The first player to correctly guess an object gets 5 points, and the second gets 3. The opponent whose object is guessed either gains or loses points, depending on how many players are playing and how many objects have already been correctly guessed.

At any point, a player may spend a curse token to either ask a player for a letter (as if they had landed on a dwarf) or to guess an object (as if they had landed on a question mark, but without the questions). Once a player has spent their first three curse tokens, and five curse tokens have been spent, they may take three more tokens - so any given player may spend six tokens during the course of the game.

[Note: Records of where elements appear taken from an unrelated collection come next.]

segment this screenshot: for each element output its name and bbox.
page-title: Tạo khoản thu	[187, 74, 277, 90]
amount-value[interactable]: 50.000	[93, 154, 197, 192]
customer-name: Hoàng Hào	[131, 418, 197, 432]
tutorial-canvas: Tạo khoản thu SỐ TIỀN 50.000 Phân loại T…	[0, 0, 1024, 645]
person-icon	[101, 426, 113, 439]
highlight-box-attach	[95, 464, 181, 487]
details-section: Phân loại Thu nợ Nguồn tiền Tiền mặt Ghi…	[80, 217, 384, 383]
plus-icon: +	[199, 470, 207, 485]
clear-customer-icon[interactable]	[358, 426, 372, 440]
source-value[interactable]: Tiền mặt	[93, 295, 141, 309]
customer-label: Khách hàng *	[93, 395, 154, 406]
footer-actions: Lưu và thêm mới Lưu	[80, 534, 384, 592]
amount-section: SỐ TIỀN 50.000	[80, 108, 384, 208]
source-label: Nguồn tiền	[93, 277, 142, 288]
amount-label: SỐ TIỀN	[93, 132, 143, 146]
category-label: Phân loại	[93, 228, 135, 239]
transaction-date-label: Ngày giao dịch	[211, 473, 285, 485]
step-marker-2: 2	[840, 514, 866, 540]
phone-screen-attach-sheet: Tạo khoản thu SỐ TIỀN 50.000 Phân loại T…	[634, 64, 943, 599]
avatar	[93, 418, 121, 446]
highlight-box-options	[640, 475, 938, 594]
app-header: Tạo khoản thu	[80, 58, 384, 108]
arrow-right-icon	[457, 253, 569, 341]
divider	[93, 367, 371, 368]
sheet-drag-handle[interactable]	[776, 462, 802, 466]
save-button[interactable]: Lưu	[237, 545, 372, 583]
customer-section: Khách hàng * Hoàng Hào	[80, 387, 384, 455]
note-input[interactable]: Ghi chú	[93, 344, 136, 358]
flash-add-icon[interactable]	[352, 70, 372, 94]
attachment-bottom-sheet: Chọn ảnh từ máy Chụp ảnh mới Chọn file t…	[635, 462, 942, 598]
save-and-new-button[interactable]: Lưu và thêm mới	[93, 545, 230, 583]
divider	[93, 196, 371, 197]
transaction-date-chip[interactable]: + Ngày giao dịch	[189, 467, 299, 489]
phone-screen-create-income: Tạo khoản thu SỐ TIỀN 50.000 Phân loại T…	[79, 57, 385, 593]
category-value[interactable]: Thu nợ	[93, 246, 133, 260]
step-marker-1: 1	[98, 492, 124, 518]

When a player reaches the end of the scoring track, or when 13 (3-4 players) or 17 (5-6 players) flags have been placed, the game ends. Each player loses two points for each of their objects which only got one flag, and five points for each of their objects which did not get any flags. The player with the highest score wins.

== Reception ==
The game won the 1988 Spiel des Jahres award. The jury was critical of the components, but praised the engagement and puzzle mechanisms, stating that "[of] course, ancient guessing game traditions hover over the game idea. But Klaus Teuber gives it all a completely new, unique appeal with the guessing tasks to be modeled out of modeling clay and with the thoroughly successful linking to a board game".